Keine Hinweise auf Verpackungen
Also soll man jetzt tatsächlich Fleisch bei Aldi kaufen? „Die private Tierwohl-Initiative ist nur ein kleiner Schritt“, sagt Niedersachsens Agrarminister Christian Meyer (Grüne) der taz. In der Tat werden die Tiere auch in den meisten Betrieben der Tierwohl-Initiative stärker leiden als etwa auf Biohöfen. Sie erlaubt zum Beispiel weiterhin, Schweine und Hühner zu verstümmeln. Die Landwirte können sich für den Bonus „Auslauf“ entscheiden, aber auch für andere Optionen wie Scheuermöglichkeiten, die lange nicht so viel Tierwohl garantieren.
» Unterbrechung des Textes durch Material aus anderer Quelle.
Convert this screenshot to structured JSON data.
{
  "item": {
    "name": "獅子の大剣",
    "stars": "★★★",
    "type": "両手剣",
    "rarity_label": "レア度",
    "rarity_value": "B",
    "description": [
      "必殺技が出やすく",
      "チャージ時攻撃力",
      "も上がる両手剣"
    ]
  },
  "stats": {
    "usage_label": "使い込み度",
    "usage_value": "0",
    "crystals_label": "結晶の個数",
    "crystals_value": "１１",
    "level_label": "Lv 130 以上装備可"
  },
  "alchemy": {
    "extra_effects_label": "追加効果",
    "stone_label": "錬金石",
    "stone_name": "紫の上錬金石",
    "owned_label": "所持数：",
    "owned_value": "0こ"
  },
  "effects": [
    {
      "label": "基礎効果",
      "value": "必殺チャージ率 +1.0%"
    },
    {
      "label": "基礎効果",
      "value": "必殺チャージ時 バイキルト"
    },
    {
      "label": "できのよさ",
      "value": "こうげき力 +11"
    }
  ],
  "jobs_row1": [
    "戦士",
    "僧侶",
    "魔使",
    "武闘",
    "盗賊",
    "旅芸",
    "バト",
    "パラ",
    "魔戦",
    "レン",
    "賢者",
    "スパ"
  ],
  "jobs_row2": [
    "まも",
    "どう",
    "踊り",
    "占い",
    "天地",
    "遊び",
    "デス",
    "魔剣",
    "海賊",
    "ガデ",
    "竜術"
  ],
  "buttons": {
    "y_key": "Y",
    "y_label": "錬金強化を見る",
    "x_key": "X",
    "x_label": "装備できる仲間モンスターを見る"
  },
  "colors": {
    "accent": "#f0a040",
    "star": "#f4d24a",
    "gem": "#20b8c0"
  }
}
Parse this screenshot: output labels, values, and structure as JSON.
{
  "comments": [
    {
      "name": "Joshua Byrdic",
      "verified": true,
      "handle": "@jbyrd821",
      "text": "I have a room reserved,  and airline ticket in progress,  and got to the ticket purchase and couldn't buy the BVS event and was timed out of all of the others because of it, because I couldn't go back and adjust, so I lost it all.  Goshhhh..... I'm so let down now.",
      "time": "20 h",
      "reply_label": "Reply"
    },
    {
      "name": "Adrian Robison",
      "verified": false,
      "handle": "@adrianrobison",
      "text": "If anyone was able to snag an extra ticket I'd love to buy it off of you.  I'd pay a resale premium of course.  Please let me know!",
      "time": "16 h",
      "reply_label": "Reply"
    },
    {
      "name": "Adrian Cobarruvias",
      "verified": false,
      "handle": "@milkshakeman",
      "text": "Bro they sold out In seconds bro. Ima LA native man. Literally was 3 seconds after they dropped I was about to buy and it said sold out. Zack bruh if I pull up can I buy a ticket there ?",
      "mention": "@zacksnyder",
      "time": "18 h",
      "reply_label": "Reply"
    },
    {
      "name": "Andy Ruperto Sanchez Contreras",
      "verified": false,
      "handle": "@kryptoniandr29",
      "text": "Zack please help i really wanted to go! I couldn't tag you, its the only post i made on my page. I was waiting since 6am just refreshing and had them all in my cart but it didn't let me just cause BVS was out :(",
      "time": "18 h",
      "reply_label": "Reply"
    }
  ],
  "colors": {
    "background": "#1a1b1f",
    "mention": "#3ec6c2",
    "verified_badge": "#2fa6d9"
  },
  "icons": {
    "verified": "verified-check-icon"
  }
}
Die Supermärkte wollen dem Käufer auf der Verpackung nicht verraten, welche Kriterien der Stall erfüllt, aus dem genau sein Schnitzel kommt. „So ist keine Wahlfreiheit und keine Honorierung von mehr Tierschutz durch den Verbraucher möglich“, kritisiert Meyer. Er will lieber neue Gesetze: Die Art der Haltung soll auf der Packung gekennzeichnet, das Kupieren verboten werden. Davon dürften private Initiativen nicht ablenken.
Wer Fleisch essen will, das garantiert auf einem hohen Tierschutzniveau erzeugt wurde, der muss weiter zum Biosiegel greifen, auch wenn das locker 150 Prozent mehr kosten kann. Sparen lässt sich nur dadurch, Fleisch so selten zu essen, wie es Ernährungswissenschaftler empfehlen: nicht mehr als 300 bis 600 Gramm pro Woche.